I should have picked up on this sooner, but I’ve been rather distracted over the last week by the birth of my baby daughter.
Anyway, about three weeks ago I blogged on the potential threats to information access caused by the NHS reforms. The threats are three-fold:
1. The abolition of Primary Care Trusts – the bodies which decide how NHS money is spent locally – in favour of GP consortia. PCTs currently meet in public to take decisions, and there is no commitment that consortia will do the same. How, then, are those holding the purse strings to be held accountable?

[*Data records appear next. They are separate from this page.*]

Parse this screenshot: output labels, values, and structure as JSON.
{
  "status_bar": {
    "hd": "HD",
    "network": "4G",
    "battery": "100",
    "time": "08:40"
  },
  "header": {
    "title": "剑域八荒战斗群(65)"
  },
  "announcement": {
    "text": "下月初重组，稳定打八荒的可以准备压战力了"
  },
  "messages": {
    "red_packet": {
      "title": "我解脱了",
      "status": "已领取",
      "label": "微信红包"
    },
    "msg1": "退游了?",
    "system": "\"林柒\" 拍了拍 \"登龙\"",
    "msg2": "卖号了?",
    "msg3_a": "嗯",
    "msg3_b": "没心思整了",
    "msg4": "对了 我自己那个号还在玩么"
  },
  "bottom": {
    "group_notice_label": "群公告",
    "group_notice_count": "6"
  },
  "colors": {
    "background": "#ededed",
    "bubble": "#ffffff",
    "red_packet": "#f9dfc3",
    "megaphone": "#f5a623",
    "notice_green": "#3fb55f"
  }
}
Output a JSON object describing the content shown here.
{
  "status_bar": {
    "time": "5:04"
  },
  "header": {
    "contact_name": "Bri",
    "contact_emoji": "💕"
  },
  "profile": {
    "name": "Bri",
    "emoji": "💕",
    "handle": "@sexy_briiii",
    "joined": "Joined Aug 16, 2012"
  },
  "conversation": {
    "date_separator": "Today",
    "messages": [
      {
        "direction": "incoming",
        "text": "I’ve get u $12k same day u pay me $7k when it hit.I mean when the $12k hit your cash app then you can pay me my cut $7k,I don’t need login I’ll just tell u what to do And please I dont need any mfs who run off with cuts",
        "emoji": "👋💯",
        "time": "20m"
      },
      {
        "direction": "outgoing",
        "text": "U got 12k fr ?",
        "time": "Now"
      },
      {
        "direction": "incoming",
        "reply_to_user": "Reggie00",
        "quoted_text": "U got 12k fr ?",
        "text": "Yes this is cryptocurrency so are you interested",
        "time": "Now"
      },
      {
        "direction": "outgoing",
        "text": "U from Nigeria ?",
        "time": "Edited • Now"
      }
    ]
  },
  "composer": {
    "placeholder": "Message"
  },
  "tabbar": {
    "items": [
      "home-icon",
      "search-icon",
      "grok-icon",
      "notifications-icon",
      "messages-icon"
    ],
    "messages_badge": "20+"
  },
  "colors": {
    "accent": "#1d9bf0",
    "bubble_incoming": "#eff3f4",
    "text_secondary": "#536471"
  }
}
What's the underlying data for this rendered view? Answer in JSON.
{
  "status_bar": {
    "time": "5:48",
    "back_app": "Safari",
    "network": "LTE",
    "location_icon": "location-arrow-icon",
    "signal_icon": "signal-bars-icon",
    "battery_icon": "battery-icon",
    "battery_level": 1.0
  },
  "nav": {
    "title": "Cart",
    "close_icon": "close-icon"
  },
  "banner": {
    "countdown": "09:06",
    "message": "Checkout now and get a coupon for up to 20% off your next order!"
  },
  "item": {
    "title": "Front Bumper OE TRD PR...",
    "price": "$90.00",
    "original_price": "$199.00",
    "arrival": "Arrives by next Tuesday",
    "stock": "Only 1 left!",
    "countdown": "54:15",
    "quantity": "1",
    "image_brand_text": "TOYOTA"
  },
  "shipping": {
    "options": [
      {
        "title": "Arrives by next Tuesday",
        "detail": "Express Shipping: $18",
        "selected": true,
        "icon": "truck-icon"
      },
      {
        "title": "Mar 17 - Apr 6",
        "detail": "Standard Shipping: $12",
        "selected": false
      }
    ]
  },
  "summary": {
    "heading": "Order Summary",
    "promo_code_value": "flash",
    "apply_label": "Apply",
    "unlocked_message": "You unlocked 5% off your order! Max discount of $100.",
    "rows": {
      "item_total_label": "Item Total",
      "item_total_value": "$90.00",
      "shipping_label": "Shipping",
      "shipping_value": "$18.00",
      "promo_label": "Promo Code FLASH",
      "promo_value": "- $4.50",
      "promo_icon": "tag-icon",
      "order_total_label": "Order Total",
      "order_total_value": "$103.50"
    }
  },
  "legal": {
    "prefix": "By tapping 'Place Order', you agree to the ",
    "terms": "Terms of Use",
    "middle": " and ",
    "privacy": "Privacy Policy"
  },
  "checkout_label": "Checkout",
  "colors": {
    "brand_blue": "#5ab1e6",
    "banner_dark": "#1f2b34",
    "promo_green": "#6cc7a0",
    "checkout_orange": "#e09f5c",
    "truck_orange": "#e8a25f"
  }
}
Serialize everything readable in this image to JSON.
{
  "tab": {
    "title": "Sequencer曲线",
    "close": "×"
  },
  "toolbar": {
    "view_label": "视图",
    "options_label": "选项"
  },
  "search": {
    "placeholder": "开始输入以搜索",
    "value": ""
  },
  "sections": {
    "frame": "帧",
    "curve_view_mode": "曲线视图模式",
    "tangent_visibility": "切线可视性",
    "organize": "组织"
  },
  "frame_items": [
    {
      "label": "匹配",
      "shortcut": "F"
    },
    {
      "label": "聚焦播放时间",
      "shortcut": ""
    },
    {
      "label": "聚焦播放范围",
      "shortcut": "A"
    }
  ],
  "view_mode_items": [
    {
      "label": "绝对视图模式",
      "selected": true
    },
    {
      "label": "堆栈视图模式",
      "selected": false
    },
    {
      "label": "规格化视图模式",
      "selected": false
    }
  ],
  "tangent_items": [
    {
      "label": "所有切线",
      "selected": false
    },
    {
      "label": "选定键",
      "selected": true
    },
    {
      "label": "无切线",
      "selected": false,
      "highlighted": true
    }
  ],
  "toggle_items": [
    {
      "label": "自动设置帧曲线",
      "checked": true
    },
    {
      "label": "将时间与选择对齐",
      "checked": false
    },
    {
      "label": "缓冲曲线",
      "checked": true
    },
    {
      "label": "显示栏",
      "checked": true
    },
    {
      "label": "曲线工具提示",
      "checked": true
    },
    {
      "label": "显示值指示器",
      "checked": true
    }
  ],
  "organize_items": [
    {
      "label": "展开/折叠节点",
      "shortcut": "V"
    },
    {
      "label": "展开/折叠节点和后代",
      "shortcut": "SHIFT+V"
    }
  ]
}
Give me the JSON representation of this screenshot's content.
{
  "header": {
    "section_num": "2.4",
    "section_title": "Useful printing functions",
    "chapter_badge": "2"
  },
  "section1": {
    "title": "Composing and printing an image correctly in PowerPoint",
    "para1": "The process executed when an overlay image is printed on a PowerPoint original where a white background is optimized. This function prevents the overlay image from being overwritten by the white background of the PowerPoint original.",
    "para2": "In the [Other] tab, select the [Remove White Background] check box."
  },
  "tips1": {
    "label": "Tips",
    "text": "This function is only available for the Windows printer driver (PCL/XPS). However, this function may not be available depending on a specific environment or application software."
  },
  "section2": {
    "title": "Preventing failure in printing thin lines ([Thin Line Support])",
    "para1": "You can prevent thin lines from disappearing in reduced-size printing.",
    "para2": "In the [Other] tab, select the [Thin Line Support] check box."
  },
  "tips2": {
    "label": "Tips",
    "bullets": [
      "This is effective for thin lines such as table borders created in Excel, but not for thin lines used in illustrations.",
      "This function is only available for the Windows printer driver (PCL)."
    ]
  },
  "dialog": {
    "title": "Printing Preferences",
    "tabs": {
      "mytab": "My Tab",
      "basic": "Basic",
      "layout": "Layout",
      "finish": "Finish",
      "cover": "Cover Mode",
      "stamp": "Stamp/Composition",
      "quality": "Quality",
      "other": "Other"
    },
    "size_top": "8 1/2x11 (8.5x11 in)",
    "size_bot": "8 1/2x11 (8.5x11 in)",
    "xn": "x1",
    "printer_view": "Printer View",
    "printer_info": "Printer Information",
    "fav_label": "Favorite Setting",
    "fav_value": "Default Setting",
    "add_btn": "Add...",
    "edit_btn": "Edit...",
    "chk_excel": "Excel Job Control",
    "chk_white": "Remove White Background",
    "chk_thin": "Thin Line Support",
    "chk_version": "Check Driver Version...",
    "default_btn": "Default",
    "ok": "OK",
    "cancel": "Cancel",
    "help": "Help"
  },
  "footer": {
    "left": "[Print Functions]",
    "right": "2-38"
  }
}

2. The push for more Foundation Hospital Trusts: These are hospital trusts which have some freedoms from government rules and regulations. Sadly, one of those freedoms has, up until now, been the right to meet in private, rather than in public.
3. The closure of strategic health authorities: Not, in my opinion, necessarily a bad thing but it does remove one more way into NHS information as all PCTs and hospital trusts report to the SHA. In future, this sort of monitoring will be done by an organisation called Monitor. The level of monitoring, and how accountable it will be, remains unclear.
But Andrew Lansley, the health secretary, has delivered some good news on point 2, concerning founation hospital trusts. He is inserting a section into his Health and Social Care bill which will force Foundation Trusts to hold their board meetings in public.
This is really good news for journalists – and puts to bed the myth that having to hold the meetings in public is a distraction for a hospital trust, or that it adds extra red tape.
In my original post on this subject, I focused on Heartlands Hospitals Trust in Birmingham, a foundation trust with a huge budget which treats hundreds of thousands of people a year. It has been meeting in private for several years, and its publication of board agenda papers and minutes has become increasingly sparse.
Lord Hunt of Kings Heath, the new chairman of the Trust, responded to the blog [in the comments] saying he was committed to opening up the Trust, and he’s proved as good as his word – announcing board meetings will become public again with immediate effect. According to the Birmingham Post, the main Childrens Hospital in Birmingham is following suit.
All good news – but still not enough. What is happening here is a correction of an error made by Labour, returning a right to witness hospital decisions being made which should never have been taken away.
There is still a huge worry about the impact the creation of GP consortia will have on information freedoms. The real power in the local NHS will be with these consortia. They’ll decide many of the things PCTs decide at present, such as what treatment to approve, what projects to support and so on. There is still no indication as to how the public, and therefore the Press, will be able to monitor their decisions.
Clarity is also needed on how councils will deliver their newly-created public health role, which they will take on from primary care trusts. Decisions such as whether an area should support putting fluoride in water is currently taken by a PCT, but in future could be taken by a council. Will this be in a public manner, with discussion beforehand?
I wouldn’t dream of suggesting my post prompted a change in the government’s mind on Foundation hospitals, but hopefully it made some noise in pointing an inadvertent error in the system, so once again thanks to Roy Greenslade, Press Gazette, the Newspaper Society and Hold the Front Page for flagging it up to others. Hopefully, further accountability will follow soon.